Hayley Newman is interested in performance and performativity, documentary practices, humour, subjectivity and fiction. Over the past few years, she has worked both individually and collectively and has learnt as much about how collectives function as she has about how she functions as an individual. Her commitment to working creatively around the current economic, social and ecological crises forged 'The Gluts' (Hayley Newman, Gina Birch and Kaffe Matthews) and their eco-electro musical Café Carbon which they took to the Copenhagen Climate Summit in 2009 and subsequently performed at Whitechapel Art Gallery, Camden Arts Centre, Café Oto and Modern Art Oxford in 2010. For Café Carbon they wrote songs about food and climate; cheap chicken, food-transportation, over-consumption, water, allotments, mechanization and the beginning of modernity were all on the menu.
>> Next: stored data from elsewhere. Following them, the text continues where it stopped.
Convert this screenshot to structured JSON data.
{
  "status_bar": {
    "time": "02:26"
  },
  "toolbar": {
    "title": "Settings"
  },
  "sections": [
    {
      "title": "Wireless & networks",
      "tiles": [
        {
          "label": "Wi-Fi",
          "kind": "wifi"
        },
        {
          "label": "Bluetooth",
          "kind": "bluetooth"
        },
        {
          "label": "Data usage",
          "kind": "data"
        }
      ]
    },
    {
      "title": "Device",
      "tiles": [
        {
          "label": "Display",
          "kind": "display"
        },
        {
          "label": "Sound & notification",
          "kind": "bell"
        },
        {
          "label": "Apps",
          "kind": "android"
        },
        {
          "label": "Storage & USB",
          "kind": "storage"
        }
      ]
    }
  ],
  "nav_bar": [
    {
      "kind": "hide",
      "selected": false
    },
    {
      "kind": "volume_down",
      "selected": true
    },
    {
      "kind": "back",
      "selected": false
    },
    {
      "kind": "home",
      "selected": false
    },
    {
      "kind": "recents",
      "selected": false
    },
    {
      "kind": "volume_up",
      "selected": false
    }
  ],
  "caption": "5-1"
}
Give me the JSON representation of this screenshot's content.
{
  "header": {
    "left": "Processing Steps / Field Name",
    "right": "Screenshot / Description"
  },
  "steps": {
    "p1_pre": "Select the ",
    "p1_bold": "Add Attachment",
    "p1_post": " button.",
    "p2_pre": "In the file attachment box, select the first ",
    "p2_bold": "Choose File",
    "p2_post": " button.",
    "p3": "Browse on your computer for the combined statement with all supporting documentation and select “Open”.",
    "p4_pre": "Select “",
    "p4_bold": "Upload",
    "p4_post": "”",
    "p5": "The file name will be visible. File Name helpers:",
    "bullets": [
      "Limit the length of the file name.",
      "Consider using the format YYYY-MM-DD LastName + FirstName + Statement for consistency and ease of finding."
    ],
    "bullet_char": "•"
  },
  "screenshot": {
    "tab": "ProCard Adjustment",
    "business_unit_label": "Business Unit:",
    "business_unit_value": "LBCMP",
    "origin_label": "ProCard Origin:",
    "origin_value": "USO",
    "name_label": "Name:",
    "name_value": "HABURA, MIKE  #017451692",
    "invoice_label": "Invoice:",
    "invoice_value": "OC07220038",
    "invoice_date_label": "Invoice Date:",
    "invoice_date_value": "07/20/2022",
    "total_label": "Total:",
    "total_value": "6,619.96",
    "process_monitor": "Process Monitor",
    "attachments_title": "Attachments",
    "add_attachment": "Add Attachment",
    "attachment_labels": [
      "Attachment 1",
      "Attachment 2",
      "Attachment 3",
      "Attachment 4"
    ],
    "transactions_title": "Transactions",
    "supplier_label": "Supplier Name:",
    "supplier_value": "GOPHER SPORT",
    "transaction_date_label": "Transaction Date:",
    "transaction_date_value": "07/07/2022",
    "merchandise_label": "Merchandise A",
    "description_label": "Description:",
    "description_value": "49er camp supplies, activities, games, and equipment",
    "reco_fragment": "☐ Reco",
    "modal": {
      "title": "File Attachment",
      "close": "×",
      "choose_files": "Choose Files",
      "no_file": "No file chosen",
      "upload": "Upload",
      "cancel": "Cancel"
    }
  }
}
Other work has included Milton Keynes Vertical Horizontal (MKVH, 2006), a public event in which volunteers were driven around the Milton Keynes road grid until their coach ran out of diesel; MKVH (the screenplay), published in 2008, was based on this journey. The book built on ideas around intersubjectivity, memory and narrative, commenting on peak oil with particular relation to the car-dependent culture of the new city of Milton Keynes.
In 2009, writer Andrea Mason and Newman inaugurated the self-help group Capitalists Anonymous (CA), a forum for people to come and confess their capitalist tendencies. Originally set up for bankers in the wake of the economic crash, CA was seen as a therapeutic intervention that took place on the steps of the Royal Exchange in the City of London.
Newman's pre-Occupy novella Common, written as 'Self-Appointed Artist-in-Residence' in the City of London over the summer of 2011, was published by Copy Press in 2013. In Common she wrote about the economic crisis from within, as it was happening on the streets of the Square Mile. Alongside fantastical imaginings and writings from the heart of the financial district, the book documents the crash in global markets caused by the downgrading of American debt, turbulence in the Eurozone and the protests/riots that started in London before spreading across Britain.
Newman recently completed Histoire Economique (2012-2014), frottage renderings of the fronts of banks in the City of London, and Domestique (2010-2012), a series of used dishcloths embroidered with faces which were exhibited at Castlefield Gallery in 2013. She was also closely involved with Liberate Tate, which used a series of unauthorised interventions in Tate Britain and Tate Modern to put pressure on the gallery not to renew its sponsorship deal with BP. Newman is currently engaged with a writing project Facadism (2012-present), an ongoing set of short stories about faces and building facades.